The architectural remnants of the age cannot be avoided. They endure–with their windowless façades, their human-repelling scale, their masses of dirty concrete and their self-conscious wish to shock. Worse things happened in the 20th century, but few were more puzzling than the way Americans let their landscape be ravaged by architects and planners, particularly in the years between World War II and the 1980s. … Josep Lluis Sert’s ghastly Holyoke Center still occupies the spot in Harvard Square where Massachusetts Avenue’s beautiful line of Victorian brick was ripped apart to make way for it in the 1960s. Gerhard Kallmann’s Boston City Hall still sits like a Stalinist mausoleum on an empty, windswept plaza, for which dozens of ancient city blocks were razed. You can work westward from there. …

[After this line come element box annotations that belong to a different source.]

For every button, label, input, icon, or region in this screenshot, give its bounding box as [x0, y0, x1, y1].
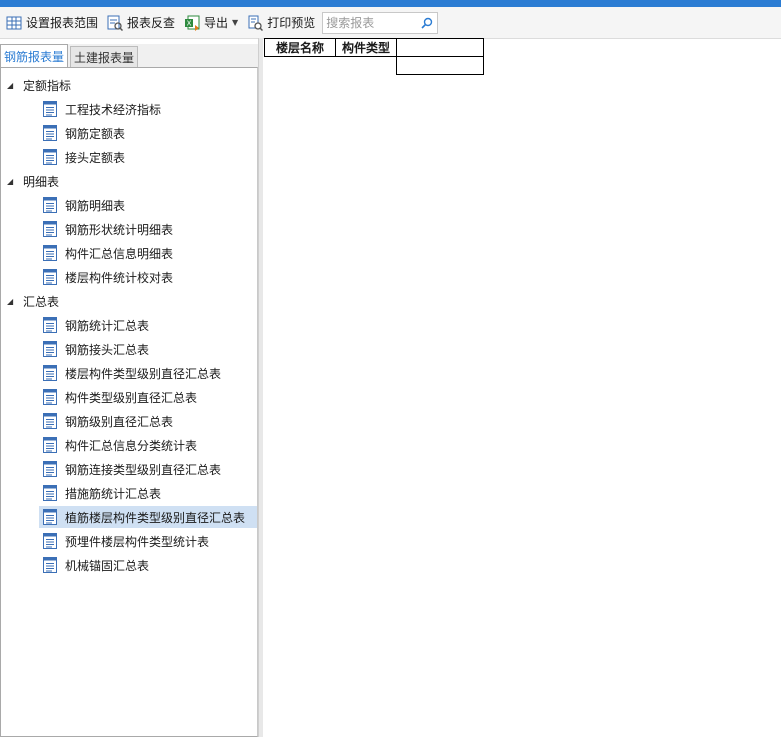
chevron-down-icon: ▼ [232, 18, 239, 27]
tree-item-label: 预埋件楼层构件类型统计表 [65, 534, 210, 549]
tree-group[interactable]: ◢ 汇总表 [1, 289, 257, 313]
report-table: 楼层名称 构件类型 [264, 38, 484, 75]
report-doc-icon [43, 245, 57, 261]
tree-group-label: 汇总表 [23, 294, 60, 309]
report-doc-icon [43, 509, 57, 525]
tree-item[interactable]: 钢筋连接类型级别直径汇总表 [39, 458, 257, 480]
tree-item[interactable]: 措施筋统计汇总表 [39, 482, 257, 504]
report-doc-icon [43, 461, 57, 477]
tree-group-label: 明细表 [23, 174, 60, 189]
report-tree: ◢ 定额指标工程技术经济指标 钢筋定额表接头定额表 ◢ 明细表 钢筋明细表钢筋形状统计明细… [0, 67, 258, 737]
set-range-label: 设置报表范围 [26, 16, 99, 30]
report-doc-icon [43, 533, 57, 549]
column-header-component-type: 构件类型 [335, 38, 397, 57]
toolbar: 设置报表范围 报表反查 X 导出 ▼ 打印预览 [0, 7, 781, 39]
report-doc-icon [43, 365, 57, 381]
expand-triangle-icon[interactable]: ◢ [7, 297, 17, 306]
tree-item-label: 钢筋接头汇总表 [65, 342, 150, 357]
tree-group-label: 定额指标 [23, 78, 72, 93]
reverse-check-button[interactable]: 报表反查 [104, 11, 178, 35]
panel-splitter[interactable] [258, 38, 263, 737]
print-preview-icon [248, 15, 264, 31]
tree-item[interactable]: 楼层构件统计校对表 [39, 266, 257, 288]
reverse-check-label: 报表反查 [127, 16, 176, 30]
tree-item-label: 楼层构件统计校对表 [65, 270, 174, 285]
tree-item-label: 钢筋明细表 [65, 198, 126, 213]
tree-item-label: 楼层构件类型级别直径汇总表 [65, 366, 222, 381]
search-icon[interactable] [420, 16, 434, 30]
tree-item[interactable]: 构件汇总信息明细表 [39, 242, 257, 264]
tree-item-label: 钢筋定额表 [65, 126, 126, 141]
tree-item[interactable]: 接头定额表 [39, 146, 257, 168]
report-doc-icon [43, 557, 57, 573]
report-doc-icon [43, 341, 57, 357]
excel-export-icon: X [185, 15, 200, 31]
tree-item-label: 钢筋统计汇总表 [65, 318, 150, 333]
tree-item[interactable]: 工程技术经济指标 [39, 98, 257, 120]
report-doc-icon [43, 317, 57, 333]
report-doc-icon [43, 269, 57, 285]
tree-item[interactable]: 植筋楼层构件类型级别直径汇总表 [39, 506, 257, 528]
export-label: 导出 [204, 16, 229, 30]
column-header-floor-name: 楼层名称 [264, 38, 336, 57]
reverse-lookup-icon [107, 15, 124, 31]
tree-item[interactable]: 钢筋接头汇总表 [39, 338, 257, 360]
export-button[interactable]: X 导出 ▼ [181, 11, 241, 35]
tree-group[interactable]: ◢ 定额指标 [1, 73, 257, 97]
svg-text:X: X [187, 19, 192, 27]
expand-triangle-icon[interactable]: ◢ [7, 177, 17, 186]
tree-item-label: 措施筋统计汇总表 [65, 486, 162, 501]
table-cell-empty [396, 56, 484, 75]
expand-triangle-icon[interactable]: ◢ [7, 81, 17, 90]
tree-item[interactable]: 钢筋明细表 [39, 194, 257, 216]
tree-item-label: 钢筋级别直径汇总表 [65, 414, 174, 429]
search-input[interactable] [323, 13, 419, 32]
tree-item-label: 钢筋形状统计明细表 [65, 222, 174, 237]
search-box [322, 11, 439, 34]
tree-item[interactable]: 钢筋定额表 [39, 122, 257, 144]
report-doc-icon [43, 437, 57, 453]
report-tabs: 钢筋报表量 土建报表量 [0, 44, 262, 68]
tree-item-label: 接头定额表 [65, 150, 126, 165]
tree-item[interactable]: 机械锚固汇总表 [39, 554, 257, 576]
table-row [265, 56, 484, 75]
report-doc-icon [43, 221, 57, 237]
tree-item[interactable]: 构件汇总信息分类统计表 [39, 434, 257, 456]
tree-item[interactable]: 构件类型级别直径汇总表 [39, 386, 257, 408]
table-cell-empty [335, 56, 397, 75]
report-doc-icon [43, 149, 57, 165]
tree-item[interactable]: 楼层构件类型级别直径汇总表 [39, 362, 257, 384]
print-preview-label: 打印预览 [267, 16, 316, 30]
report-doc-icon [43, 413, 57, 429]
tab-rebar-report[interactable]: 钢筋报表量 [0, 44, 69, 68]
tree-item-label: 植筋楼层构件类型级别直径汇总表 [65, 510, 246, 525]
grid-range-icon [6, 16, 22, 29]
print-preview-button[interactable]: 打印预览 [244, 11, 318, 35]
tree-item[interactable]: 钢筋级别直径汇总表 [39, 410, 257, 432]
set-range-button[interactable]: 设置报表范围 [3, 11, 101, 35]
tab-civil-report[interactable]: 土建报表量 [70, 46, 139, 68]
tree-group[interactable]: ◢ 明细表 [1, 169, 257, 193]
tree-item-label: 构件类型级别直径汇总表 [65, 390, 198, 405]
tree-item-label: 构件汇总信息分类统计表 [65, 438, 198, 453]
report-doc-icon [43, 389, 57, 405]
title-bar-strip [0, 0, 781, 7]
table-cell-empty [265, 57, 336, 75]
report-doc-icon [43, 125, 57, 141]
tree-item-label: 工程技术经济指标 [65, 102, 162, 117]
report-doc-icon [43, 197, 57, 213]
report-doc-icon [43, 485, 57, 501]
table-cell-empty [396, 38, 484, 57]
table-header-row: 楼层名称 构件类型 [264, 38, 484, 57]
tree-item[interactable]: 预埋件楼层构件类型统计表 [39, 530, 257, 552]
tree-item-label: 机械锚固汇总表 [65, 558, 150, 573]
tree-item-label: 钢筋连接类型级别直径汇总表 [65, 462, 222, 477]
tree-item[interactable]: 钢筋形状统计明细表 [39, 218, 257, 240]
tree-item-label: 构件汇总信息明细表 [65, 246, 174, 261]
report-doc-icon [43, 101, 57, 117]
tree-item[interactable]: 钢筋统计汇总表 [39, 314, 257, 336]
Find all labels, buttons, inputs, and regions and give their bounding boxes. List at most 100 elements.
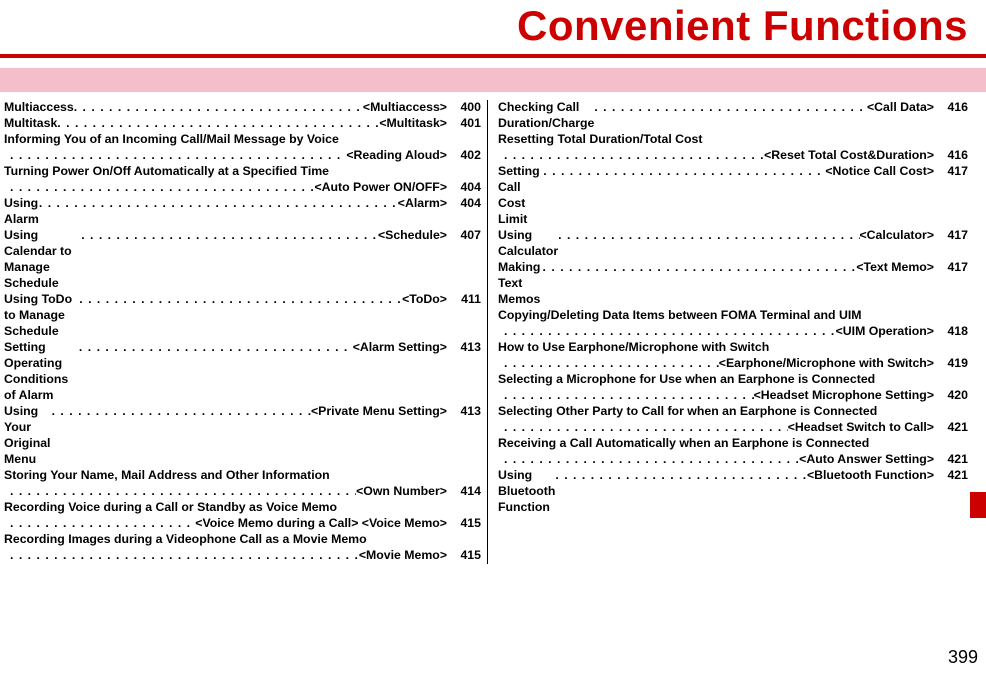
toc-right-column: Checking Call Duration/Charge <Call Data… <box>487 100 974 564</box>
toc-entry-page: 418 <box>934 324 968 340</box>
toc-dot-leader <box>52 404 311 468</box>
toc-entry: Using Alarm <Alarm>404 <box>4 196 481 228</box>
toc-dot-leader <box>504 388 754 404</box>
toc-entry-text: Recording Images during a Videophone Cal… <box>4 532 367 548</box>
toc-entry: Turning Power On/Off Automatically at a … <box>4 164 481 180</box>
toc-entry-page: 417 <box>934 260 968 308</box>
toc-entry-text: Turning Power On/Off Automatically at a … <box>4 164 329 180</box>
toc-entry-text: Checking Call Duration/Charge <box>498 100 594 132</box>
toc-entry-ref: <UIM Operation> <box>836 324 934 340</box>
toc-entry-text: How to Use Earphone/Microphone with Swit… <box>498 340 769 356</box>
toc-entry: Selecting a Microphone for Use when an E… <box>498 372 968 388</box>
toc-entry-text: Multiaccess <box>4 100 74 116</box>
toc-entry-text: Setting Operating Conditions of Alarm <box>4 340 79 404</box>
toc-entry-page: 404 <box>447 196 481 228</box>
toc-entry-page: 419 <box>934 356 968 372</box>
toc-entry-ref: <Alarm> <box>398 196 447 228</box>
side-tab-marker <box>970 492 986 518</box>
toc-entry-ref: <Alarm Setting> <box>353 340 447 404</box>
toc-dot-leader <box>555 468 807 516</box>
toc-entry-text: Receiving a Call Automatically when an E… <box>498 436 869 452</box>
toc-entry-page: 416 <box>934 148 968 164</box>
toc-entry-ref: <Private Menu Setting> <box>311 404 447 468</box>
toc-entry: <UIM Operation>418 <box>498 324 968 340</box>
toc-entry: Storing Your Name, Mail Address and Othe… <box>4 468 481 484</box>
toc-entry: Using Calculator <Calculator>417 <box>498 228 968 260</box>
toc-entry-text: Using Calendar to Manage Schedule <box>4 228 81 292</box>
toc-entry: Recording Images during a Videophone Cal… <box>4 532 481 548</box>
toc-entry-text: Storing Your Name, Mail Address and Othe… <box>4 468 330 484</box>
toc-entry-text: Multitask <box>4 116 57 132</box>
toc-left-column: Multiaccess <Multiaccess>400Multitask <M… <box>0 100 487 564</box>
toc-entry-ref: <Headset Switch to Call> <box>788 420 934 436</box>
toc-entry-ref: <Movie Memo> <box>359 548 447 564</box>
toc-entry-ref: <Headset Microphone Setting> <box>754 388 934 404</box>
toc-entry: Multitask <Multitask>401 <box>4 116 481 132</box>
toc-dot-leader <box>504 148 764 164</box>
toc-dot-leader <box>504 356 719 372</box>
toc-entry-text: Selecting Other Party to Call for when a… <box>498 404 877 420</box>
toc-dot-leader <box>504 420 788 436</box>
document-page: Convenient Functions Multiaccess <Multia… <box>0 0 986 676</box>
toc-dot-leader <box>79 340 353 404</box>
toc-entry-page: 415 <box>447 516 481 532</box>
toc-entry-page: 407 <box>447 228 481 292</box>
toc-entry-ref: <Call Data> <box>867 100 934 132</box>
toc-entry-ref: <Auto Power ON/OFF> <box>314 180 447 196</box>
toc-entry-text: Copying/Deleting Data Items between FOMA… <box>498 308 861 324</box>
toc-entry-text: Recording Voice during a Call or Standby… <box>4 500 337 516</box>
toc-dot-leader <box>74 100 363 116</box>
toc-entry: <Own Number>414 <box>4 484 481 500</box>
toc-entry-page: 404 <box>447 180 481 196</box>
toc-entry: Receiving a Call Automatically when an E… <box>498 436 968 452</box>
toc-entry: <Movie Memo>415 <box>4 548 481 564</box>
toc-entry-text: Using Calculator <box>498 228 558 260</box>
title-underline <box>0 54 986 58</box>
toc-entry: Resetting Total Duration/Total Cost <box>498 132 968 148</box>
toc-entry-page: 400 <box>447 100 481 116</box>
toc-columns: Multiaccess <Multiaccess>400Multitask <M… <box>0 100 986 564</box>
page-number: 399 <box>948 647 978 668</box>
toc-entry-page: 421 <box>934 420 968 436</box>
toc-entry-ref: <Bluetooth Function> <box>807 468 934 516</box>
toc-dot-leader <box>79 292 402 340</box>
toc-dot-leader <box>504 324 836 340</box>
toc-entry: <Headset Switch to Call>421 <box>498 420 968 436</box>
toc-entry-ref: <Calculator> <box>860 228 935 260</box>
toc-dot-leader <box>543 164 825 228</box>
toc-entry-ref: <Earphone/Microphone with Switch> <box>719 356 934 372</box>
toc-dot-leader <box>543 260 857 308</box>
toc-entry-ref: <Notice Call Cost> <box>825 164 934 228</box>
toc-entry-text: Using Bluetooth Function <box>498 468 555 516</box>
toc-entry-text: Making Text Memos <box>498 260 543 308</box>
toc-entry-ref: <Multiaccess> <box>363 100 447 116</box>
toc-entry: Setting Call Cost Limit <Notice Call Cos… <box>498 164 968 228</box>
toc-entry-page: 413 <box>447 404 481 468</box>
toc-entry-page: 421 <box>934 468 968 516</box>
toc-entry-text: Using ToDo to Manage Schedule <box>4 292 79 340</box>
toc-entry: <Voice Memo during a Call> <Voice Memo>4… <box>4 516 481 532</box>
toc-entry-ref: <Text Memo> <box>856 260 934 308</box>
toc-entry: <Auto Answer Setting>421 <box>498 452 968 468</box>
toc-entry: Informing You of an Incoming Call/Mail M… <box>4 132 481 148</box>
toc-entry-page: 417 <box>934 164 968 228</box>
toc-entry: How to Use Earphone/Microphone with Swit… <box>498 340 968 356</box>
toc-entry-page: 415 <box>447 548 481 564</box>
toc-entry-text: Informing You of an Incoming Call/Mail M… <box>4 132 339 148</box>
section-color-bar <box>0 68 986 92</box>
toc-dot-leader <box>10 148 346 164</box>
toc-dot-leader <box>504 452 799 468</box>
toc-entry-page: 414 <box>447 484 481 500</box>
toc-entry-ref: <Schedule> <box>378 228 447 292</box>
toc-dot-leader <box>594 100 867 132</box>
toc-entry-text: Using Alarm <box>4 196 39 228</box>
toc-dot-leader <box>10 548 359 564</box>
toc-entry-page: 416 <box>934 100 968 132</box>
toc-dot-leader <box>39 196 398 228</box>
toc-entry: Multiaccess <Multiaccess>400 <box>4 100 481 116</box>
toc-entry-ref: <Reset Total Cost&Duration> <box>764 148 934 164</box>
toc-dot-leader <box>81 228 378 292</box>
toc-dot-leader <box>57 116 379 132</box>
toc-entry-ref: <Own Number> <box>356 484 447 500</box>
toc-entry-text: Selecting a Microphone for Use when an E… <box>498 372 875 388</box>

Around 1980, at the very moment these horrid buildings seemed to be proliferating uncontrollably, legitimacy was somehow stripped from orthodox Modernist architecture, through a process as mysterious as the one by which it was conferred. Some of the credit goes to one of the most bizarre books in the history of architecture: Learning from Las Vegas (1972), by the Philadelphia architect Robert Venturi, his architect wife Denise Scott Brown, and Steven Izenour.

The book is a diptych. The first half catalogs, soberly, the architectural features and design logic of the casinos and motels along the Strip (today Las Vegas Boulevard). This part of the project was undertaken with the help of graduate students working inside the Yale School of Art and Architecture –a building, designed by the school’s own dean Paul Rudolph, which can lay a plausible claim to be the ugliest structure ever built in the United States.